The point here is that Limehouse made a strictly political move. Although he’s not running for re-election in 2015, the 53-year-old legislator has gone on record saying that his days as a public official are far from over. He ran for what is now Mark Sanford’s U.S. House of Representative seat, and although he lost, it’s clear that Limehouse has higher ambitions. 

Chip’s not alone in his attempt to score political points by championing a doomed bill. Enter state Rep. Mike Pitts, of Laurens County.

A few weeks back Rep. Pitts introduced a bill requiring all South Carolina reporters to be registered with the state, a clear violation of the First Amendment. Now, Pitts would like you to believe that his bill was all a stunt to draw attention to how journalists of all stripes — TV anchors, big-time daily editors, and lowly alt-weekly columnists — have few reservations about emasculating the Second Amendment. I think that’s giving Pitts too much credit.

If you ask me, Pitts actually thought the bill had a chance to pass, and you know what, there’s no reason to think it didn’t. The hatred of the press is high across the nation, but it’s religious doctrine to the thug-y cult of conservative cretins in South Carolina who feast from the chum bucket of backward thinking and despairing disparity. 

But instead of simply mocking Pitts, the press took offense. And so we were bludgeoned with article after article about how this bill was a sin against the divine word of the U.S. Constitution. The press’ reaction, in many ways, proved Pitts’ argument: The Second Amendment is just as sacred as the First, and yet the Fourth Estate is quick to forgive Second Amendment transgressions, but quick to anger if the First is threatened.
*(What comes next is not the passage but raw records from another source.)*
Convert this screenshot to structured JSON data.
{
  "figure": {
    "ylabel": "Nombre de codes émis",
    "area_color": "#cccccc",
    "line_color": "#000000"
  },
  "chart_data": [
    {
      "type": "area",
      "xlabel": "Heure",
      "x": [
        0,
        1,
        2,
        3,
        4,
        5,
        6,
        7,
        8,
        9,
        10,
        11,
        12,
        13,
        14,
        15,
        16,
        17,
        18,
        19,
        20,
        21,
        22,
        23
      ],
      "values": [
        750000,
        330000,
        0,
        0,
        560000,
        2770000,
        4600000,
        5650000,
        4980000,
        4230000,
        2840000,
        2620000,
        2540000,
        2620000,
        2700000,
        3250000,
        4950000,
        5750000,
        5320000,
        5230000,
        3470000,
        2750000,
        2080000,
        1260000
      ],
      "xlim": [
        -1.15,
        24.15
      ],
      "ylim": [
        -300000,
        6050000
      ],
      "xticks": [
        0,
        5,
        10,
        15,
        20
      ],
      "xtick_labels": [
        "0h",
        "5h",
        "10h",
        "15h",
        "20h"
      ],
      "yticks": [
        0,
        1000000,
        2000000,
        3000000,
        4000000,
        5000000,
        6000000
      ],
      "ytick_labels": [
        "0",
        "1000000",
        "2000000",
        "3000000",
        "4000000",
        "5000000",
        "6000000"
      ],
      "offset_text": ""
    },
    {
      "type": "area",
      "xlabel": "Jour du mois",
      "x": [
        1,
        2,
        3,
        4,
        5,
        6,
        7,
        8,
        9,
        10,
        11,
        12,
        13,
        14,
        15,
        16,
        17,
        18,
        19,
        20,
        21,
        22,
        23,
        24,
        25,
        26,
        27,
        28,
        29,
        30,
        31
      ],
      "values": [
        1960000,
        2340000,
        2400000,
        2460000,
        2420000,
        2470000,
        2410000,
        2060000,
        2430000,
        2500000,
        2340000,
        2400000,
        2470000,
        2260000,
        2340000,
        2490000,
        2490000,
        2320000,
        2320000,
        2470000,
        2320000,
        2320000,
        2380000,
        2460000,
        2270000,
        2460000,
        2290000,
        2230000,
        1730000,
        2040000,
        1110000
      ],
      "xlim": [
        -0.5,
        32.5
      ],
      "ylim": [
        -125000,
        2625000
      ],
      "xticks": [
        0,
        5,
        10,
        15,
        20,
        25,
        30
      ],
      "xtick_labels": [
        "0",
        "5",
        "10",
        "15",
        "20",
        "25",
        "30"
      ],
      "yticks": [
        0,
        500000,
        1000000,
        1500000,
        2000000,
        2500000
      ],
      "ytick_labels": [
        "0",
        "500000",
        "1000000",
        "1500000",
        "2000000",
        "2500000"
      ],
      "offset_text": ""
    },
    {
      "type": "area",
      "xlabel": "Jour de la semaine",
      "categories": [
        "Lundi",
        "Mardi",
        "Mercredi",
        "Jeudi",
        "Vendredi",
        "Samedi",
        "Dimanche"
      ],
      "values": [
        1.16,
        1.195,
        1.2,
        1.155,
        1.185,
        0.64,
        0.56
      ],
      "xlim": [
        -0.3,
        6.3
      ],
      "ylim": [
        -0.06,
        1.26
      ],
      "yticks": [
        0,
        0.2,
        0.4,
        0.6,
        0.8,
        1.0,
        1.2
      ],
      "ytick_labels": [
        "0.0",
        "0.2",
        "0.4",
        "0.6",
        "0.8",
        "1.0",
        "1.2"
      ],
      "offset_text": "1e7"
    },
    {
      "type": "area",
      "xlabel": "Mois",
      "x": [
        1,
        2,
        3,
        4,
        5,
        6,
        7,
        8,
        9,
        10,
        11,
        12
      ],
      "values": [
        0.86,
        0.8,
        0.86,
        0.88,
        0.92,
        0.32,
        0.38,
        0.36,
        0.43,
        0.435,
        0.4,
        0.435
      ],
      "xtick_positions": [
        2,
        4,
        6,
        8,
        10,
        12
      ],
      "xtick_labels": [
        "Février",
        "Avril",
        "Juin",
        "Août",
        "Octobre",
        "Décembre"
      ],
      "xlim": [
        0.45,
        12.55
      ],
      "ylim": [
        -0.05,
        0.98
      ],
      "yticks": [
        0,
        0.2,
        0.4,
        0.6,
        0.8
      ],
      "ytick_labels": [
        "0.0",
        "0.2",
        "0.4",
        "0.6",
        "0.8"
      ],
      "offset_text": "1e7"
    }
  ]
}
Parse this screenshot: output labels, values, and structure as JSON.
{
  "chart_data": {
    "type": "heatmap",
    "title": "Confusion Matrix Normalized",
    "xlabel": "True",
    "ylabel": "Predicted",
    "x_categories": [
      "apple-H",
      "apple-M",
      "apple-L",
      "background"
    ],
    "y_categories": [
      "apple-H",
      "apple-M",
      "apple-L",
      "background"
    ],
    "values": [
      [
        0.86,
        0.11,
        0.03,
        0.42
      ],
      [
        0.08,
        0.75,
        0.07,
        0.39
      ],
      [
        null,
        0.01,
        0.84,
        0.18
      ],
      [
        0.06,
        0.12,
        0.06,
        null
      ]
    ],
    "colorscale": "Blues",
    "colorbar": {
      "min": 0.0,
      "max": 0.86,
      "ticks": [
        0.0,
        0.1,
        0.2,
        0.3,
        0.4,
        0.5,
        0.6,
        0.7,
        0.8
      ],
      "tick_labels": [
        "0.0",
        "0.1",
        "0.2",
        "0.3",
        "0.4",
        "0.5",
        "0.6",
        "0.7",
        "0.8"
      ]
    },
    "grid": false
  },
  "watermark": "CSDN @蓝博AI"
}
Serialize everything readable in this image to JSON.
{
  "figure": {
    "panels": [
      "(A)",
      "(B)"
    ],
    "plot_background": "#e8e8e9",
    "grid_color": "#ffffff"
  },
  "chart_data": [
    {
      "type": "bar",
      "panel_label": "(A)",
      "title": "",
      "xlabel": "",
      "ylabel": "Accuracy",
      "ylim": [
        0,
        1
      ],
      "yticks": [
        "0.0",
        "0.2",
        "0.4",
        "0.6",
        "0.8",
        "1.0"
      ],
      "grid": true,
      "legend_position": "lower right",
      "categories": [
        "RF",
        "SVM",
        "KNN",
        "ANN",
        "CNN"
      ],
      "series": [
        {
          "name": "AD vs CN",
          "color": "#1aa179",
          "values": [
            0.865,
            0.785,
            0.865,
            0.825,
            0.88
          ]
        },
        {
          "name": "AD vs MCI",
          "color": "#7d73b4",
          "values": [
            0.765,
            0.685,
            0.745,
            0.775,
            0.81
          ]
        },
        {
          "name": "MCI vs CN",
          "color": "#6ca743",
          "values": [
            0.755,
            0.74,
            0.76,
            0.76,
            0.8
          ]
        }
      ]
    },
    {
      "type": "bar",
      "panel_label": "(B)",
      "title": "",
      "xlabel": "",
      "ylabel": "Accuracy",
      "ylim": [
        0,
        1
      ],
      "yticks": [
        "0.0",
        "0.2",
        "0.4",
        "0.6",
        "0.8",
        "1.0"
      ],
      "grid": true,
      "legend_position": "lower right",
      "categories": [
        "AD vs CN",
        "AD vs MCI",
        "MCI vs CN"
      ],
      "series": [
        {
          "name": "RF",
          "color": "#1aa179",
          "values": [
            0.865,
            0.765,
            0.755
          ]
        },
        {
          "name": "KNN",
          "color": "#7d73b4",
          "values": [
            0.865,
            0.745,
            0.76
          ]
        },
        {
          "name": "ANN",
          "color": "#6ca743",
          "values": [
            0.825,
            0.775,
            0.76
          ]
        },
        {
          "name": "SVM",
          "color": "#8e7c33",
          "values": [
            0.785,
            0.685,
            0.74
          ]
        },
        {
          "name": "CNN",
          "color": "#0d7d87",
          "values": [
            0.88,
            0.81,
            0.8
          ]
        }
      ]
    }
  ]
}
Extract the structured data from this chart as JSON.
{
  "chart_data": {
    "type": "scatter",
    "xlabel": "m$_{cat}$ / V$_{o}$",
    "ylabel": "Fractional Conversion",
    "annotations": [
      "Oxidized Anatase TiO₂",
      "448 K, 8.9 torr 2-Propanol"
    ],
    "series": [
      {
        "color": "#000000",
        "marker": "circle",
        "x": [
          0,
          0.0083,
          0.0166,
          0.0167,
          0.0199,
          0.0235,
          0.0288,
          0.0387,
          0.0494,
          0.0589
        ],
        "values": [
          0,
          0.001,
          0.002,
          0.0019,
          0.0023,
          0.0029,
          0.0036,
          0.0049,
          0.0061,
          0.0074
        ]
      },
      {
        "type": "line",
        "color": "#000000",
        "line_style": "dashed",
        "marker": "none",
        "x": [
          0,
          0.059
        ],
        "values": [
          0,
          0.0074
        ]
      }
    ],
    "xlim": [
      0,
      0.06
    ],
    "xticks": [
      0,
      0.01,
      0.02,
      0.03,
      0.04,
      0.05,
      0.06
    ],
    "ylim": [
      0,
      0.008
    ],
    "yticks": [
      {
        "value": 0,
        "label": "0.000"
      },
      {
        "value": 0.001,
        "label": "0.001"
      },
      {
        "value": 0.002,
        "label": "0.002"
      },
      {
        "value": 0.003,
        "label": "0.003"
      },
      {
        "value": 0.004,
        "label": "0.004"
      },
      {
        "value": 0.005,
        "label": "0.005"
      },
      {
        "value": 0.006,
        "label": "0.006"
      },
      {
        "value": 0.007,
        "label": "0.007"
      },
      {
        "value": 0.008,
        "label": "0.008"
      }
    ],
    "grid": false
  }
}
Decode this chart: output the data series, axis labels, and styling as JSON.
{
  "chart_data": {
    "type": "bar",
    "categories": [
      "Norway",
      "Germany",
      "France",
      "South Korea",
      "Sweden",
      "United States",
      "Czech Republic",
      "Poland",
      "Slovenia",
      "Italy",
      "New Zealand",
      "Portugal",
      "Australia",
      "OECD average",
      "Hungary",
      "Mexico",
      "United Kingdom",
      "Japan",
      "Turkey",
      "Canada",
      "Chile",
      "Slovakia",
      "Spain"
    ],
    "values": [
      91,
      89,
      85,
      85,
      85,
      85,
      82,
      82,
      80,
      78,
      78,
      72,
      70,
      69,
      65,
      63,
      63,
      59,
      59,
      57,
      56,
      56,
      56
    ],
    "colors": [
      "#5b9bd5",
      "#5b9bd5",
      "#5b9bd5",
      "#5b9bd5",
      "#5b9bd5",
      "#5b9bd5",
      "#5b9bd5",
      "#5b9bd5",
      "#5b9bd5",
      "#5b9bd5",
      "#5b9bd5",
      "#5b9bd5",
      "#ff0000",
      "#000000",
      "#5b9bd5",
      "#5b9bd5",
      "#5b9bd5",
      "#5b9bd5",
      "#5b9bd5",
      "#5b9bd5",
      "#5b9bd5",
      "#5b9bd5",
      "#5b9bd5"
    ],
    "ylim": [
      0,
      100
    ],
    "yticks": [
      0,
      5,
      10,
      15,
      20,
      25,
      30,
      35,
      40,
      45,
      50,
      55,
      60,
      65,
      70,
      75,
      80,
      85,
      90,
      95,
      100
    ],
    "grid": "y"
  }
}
The latter affects them, the former, not so much. 

The press was on the right side, of course. The First Amendment is pretty clear in its intention, the Second Amendment not so much. However, the self-important indignation went too far. It was all just so unbecoming. 

Truth be told, when it comes down to it, bills like Pitts or Limehouse’s are increasingly becoming the norm. Perhaps they always have been. The press knows that a good portion of bills introduced by our legislators are crafted solely to score political points with a particularly precious voting block. We look just as foolish as Limehouse and Pitts when we ignore that.

So my fellow members of the press, lighten up and enjoy the sideshow. The Statehouse is full of freaks and geeks and grotesques, and they should be treated as such.